What a blessed Christmas Eve it is! Kevin and I both talked on the way to Cincinnati this morning that we felt like we were on the cusp of a turning point in our story. Silly enough it started with the bridge finally being back open which made our trip so much easier and less stressful this morning.
I was pretty nervous as we sat in the waiting room, laid there through the ultrasound and then waited for the doctor’s report. I nearly jumped off the table when she came in and said that Sloane continued to look stable today! The fact that she hadn’t grown any sicker over the course of the last week is such amazing news. Even the doctor was so excited as she realized that we are just two days from 28 weeks now.
We know that Sloane still has a long road ahead but we are just so thankful for any good news right now. This was a true Christmas blessing.

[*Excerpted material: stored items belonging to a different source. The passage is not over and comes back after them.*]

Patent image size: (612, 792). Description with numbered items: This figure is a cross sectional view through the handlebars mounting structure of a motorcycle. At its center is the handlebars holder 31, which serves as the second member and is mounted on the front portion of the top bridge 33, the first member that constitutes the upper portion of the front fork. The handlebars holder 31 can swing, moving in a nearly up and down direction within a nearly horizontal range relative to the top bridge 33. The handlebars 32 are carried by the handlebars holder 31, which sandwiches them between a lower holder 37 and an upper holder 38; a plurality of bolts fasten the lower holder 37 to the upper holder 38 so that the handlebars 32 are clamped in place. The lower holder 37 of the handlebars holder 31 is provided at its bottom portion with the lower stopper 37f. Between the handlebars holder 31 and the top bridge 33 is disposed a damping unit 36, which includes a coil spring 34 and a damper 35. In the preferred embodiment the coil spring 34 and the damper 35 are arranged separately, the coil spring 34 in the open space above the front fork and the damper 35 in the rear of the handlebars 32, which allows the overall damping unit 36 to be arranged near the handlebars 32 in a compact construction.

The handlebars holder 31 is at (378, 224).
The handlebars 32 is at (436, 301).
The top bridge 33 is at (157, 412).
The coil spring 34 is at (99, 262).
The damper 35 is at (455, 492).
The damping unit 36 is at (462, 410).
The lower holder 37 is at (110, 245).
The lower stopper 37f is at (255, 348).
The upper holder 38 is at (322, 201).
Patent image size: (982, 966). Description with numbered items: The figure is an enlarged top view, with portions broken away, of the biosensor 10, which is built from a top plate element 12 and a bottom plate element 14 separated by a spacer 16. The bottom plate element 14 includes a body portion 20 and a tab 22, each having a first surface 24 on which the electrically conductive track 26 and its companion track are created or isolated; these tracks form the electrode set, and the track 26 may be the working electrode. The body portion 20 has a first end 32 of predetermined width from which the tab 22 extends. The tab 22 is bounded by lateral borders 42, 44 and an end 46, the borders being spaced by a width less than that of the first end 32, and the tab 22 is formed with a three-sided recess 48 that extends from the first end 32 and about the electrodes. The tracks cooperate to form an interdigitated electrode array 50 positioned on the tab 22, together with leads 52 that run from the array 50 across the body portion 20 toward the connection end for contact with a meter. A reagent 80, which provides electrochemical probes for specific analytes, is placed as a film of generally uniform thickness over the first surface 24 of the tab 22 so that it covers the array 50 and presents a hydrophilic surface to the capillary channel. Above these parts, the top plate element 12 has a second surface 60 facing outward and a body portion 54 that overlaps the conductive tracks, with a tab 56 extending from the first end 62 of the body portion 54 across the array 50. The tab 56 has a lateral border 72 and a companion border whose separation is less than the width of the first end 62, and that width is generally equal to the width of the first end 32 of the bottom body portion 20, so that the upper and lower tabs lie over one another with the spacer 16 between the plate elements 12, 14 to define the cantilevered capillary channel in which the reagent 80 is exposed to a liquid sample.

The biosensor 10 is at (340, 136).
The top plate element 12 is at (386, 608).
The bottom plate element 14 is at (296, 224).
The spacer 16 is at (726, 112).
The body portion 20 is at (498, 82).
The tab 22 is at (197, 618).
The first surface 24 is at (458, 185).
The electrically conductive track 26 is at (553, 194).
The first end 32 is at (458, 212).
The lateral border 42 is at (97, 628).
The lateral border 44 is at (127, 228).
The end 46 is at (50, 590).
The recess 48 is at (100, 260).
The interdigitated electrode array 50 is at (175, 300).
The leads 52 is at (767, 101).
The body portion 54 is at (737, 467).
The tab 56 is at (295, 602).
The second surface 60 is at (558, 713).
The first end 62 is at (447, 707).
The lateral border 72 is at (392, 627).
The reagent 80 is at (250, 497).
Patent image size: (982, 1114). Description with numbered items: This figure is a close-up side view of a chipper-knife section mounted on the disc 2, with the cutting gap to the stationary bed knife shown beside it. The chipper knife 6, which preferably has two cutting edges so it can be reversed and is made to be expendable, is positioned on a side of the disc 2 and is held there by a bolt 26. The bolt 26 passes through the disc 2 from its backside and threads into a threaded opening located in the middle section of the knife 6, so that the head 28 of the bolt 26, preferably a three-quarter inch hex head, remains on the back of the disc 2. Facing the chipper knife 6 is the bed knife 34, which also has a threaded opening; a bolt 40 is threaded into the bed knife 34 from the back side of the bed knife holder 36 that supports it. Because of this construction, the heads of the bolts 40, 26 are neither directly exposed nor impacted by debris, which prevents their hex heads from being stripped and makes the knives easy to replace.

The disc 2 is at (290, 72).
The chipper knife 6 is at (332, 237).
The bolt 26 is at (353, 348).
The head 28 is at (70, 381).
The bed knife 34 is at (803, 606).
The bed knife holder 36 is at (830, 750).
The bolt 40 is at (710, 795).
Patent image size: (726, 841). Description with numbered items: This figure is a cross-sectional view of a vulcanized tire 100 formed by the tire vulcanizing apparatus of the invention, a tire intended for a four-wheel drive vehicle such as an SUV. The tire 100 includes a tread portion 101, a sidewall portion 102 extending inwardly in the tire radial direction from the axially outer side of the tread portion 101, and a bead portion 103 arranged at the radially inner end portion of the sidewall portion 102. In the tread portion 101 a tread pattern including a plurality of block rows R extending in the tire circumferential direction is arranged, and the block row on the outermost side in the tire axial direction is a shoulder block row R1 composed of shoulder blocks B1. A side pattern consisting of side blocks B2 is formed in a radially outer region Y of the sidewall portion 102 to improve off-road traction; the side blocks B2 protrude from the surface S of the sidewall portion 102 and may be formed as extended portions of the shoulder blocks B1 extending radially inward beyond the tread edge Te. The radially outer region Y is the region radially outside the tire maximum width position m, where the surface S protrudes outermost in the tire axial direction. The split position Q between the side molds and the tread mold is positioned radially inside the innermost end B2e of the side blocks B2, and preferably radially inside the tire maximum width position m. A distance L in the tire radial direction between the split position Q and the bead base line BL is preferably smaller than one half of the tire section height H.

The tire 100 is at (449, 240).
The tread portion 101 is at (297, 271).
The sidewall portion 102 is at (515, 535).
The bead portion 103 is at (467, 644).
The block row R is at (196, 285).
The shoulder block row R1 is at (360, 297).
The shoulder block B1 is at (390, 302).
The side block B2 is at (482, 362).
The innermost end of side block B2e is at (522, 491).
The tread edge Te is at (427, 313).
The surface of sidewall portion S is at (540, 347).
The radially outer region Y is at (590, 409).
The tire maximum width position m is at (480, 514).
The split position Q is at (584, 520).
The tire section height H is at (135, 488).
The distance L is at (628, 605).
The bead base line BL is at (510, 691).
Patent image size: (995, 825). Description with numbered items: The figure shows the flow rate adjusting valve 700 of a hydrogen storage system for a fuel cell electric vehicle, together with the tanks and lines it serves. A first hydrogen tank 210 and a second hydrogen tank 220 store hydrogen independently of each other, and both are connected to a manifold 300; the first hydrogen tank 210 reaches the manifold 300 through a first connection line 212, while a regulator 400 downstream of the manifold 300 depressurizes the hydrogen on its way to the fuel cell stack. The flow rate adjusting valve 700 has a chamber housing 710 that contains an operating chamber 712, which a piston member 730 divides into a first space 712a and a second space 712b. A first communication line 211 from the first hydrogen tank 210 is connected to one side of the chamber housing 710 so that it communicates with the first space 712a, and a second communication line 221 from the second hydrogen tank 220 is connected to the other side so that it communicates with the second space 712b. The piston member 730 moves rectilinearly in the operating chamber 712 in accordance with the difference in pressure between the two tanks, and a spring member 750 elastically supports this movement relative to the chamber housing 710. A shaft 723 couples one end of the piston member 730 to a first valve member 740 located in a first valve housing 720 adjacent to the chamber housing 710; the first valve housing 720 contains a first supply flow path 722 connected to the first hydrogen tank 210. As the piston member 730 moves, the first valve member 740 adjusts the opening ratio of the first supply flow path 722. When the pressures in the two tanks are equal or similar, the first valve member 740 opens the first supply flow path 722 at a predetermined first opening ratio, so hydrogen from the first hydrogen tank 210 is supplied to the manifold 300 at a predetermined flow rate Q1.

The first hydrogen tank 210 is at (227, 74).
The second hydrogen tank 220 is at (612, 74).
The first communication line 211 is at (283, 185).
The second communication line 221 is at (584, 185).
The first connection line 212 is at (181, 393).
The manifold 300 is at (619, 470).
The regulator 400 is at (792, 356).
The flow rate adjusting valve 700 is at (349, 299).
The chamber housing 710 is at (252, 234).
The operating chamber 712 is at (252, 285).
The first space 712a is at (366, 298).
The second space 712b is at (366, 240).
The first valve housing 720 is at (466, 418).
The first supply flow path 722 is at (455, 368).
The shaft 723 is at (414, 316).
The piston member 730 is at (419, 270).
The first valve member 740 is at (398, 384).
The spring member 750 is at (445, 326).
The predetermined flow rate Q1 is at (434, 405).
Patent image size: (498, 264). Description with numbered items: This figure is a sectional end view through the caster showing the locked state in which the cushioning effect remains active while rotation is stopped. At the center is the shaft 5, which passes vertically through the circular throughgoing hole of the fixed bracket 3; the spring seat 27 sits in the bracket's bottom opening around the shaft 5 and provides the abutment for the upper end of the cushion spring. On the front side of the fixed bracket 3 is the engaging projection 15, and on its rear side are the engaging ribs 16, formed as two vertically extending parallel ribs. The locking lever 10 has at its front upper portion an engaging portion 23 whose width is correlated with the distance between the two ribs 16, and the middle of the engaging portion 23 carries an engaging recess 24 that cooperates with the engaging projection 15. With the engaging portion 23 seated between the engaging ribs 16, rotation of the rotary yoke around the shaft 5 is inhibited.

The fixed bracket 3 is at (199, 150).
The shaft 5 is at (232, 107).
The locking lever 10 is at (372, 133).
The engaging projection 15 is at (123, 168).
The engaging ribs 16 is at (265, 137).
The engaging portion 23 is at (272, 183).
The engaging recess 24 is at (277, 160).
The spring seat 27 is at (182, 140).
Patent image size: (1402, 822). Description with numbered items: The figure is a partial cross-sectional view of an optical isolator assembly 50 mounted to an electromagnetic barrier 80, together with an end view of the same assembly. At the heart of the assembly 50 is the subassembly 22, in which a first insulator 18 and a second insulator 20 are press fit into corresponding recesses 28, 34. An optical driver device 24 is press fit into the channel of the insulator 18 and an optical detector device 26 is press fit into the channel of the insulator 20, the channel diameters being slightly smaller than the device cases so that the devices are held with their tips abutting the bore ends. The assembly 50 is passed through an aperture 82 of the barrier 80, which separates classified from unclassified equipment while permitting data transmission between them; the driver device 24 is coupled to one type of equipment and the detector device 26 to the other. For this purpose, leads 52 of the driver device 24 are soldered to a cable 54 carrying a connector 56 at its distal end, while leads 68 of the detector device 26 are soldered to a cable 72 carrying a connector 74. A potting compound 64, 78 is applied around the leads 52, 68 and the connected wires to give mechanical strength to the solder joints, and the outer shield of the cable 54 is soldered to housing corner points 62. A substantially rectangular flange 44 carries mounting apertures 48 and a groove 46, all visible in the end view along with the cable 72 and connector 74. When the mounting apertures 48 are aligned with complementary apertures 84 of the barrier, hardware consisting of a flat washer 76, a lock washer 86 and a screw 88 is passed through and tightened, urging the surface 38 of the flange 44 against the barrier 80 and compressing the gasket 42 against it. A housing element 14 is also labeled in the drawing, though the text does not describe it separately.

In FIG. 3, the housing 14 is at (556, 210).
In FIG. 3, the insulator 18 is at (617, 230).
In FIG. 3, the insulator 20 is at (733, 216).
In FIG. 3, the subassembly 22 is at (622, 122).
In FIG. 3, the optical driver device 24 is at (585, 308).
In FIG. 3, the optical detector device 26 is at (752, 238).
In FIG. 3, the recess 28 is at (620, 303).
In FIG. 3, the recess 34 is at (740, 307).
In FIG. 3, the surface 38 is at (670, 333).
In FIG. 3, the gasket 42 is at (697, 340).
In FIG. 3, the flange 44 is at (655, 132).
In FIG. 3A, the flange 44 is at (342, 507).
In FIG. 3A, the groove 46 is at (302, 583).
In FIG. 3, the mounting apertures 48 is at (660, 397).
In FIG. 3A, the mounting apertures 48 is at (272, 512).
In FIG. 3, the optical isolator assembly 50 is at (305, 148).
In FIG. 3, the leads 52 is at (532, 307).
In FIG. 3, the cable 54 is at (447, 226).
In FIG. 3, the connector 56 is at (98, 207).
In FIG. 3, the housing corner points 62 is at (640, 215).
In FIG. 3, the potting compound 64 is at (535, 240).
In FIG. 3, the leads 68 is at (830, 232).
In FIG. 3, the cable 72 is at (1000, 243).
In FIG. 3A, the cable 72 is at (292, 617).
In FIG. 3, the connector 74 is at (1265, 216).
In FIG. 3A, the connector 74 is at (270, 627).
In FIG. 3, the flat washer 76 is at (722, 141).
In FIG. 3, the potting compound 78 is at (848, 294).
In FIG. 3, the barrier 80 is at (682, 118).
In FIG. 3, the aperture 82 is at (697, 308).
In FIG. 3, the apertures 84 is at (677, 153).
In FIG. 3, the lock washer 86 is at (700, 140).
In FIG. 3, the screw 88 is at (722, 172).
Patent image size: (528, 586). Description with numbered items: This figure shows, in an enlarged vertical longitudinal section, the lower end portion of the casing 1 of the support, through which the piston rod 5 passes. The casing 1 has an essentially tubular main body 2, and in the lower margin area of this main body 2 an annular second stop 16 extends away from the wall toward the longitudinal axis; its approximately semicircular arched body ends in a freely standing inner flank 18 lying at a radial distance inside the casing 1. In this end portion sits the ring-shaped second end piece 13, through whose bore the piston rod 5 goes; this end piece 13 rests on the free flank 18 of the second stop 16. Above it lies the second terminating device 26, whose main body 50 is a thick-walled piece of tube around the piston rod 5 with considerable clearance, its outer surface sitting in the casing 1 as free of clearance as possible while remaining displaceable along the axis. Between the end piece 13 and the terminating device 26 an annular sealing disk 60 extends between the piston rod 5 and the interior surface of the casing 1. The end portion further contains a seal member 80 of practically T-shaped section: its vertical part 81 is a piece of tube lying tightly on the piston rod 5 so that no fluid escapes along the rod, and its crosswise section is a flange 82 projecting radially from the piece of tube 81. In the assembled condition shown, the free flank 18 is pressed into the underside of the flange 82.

I’ve thought much about Mary and the story of Jesus’ birth over the last few days. My understanding of the story and what her feelings must have been has certainly changed as we’ve walked this road with Sloane. The blessing and burden she must have felt simultaneously would have crushed even the strongest spirit, yet God walked the road with her and constantly reminded her to not be afraid for he was with her. I pray to have her strength often.
Kevin and I are excited to spend Christmas Day with the kids tomorrow and do some “normal things”. We pray that your family also experiences the blessings of Christmas that can’t be found in a store.
We continue to covet your prayers in the coming days before another long days of appointments on Monday. Please pray for:
Sloane to continue to remain stable
Gods will to be done in Sloane’s life
Peace and comfort for us, the kids, and our sweet Sloane
Continued miracles and for Sloane to experience Godly healing
Merrry Christmas to all those that have walked this road with us. We are so thankful.

Loved the verse from Luke 2 you quotes Brooke!”Fear not, for behold I bring you good news of great joy!!” That’s exactly how I felt when Ellen let me know your news of Sloane’s stability. So many people I know were so excited to hear that news. We will continue to pray the requests you’ve asked for. What an honor it is to pray for you, Kevin, sweet Sloane and your other children.
May you feel Gods presence and peace today and in The days ahead.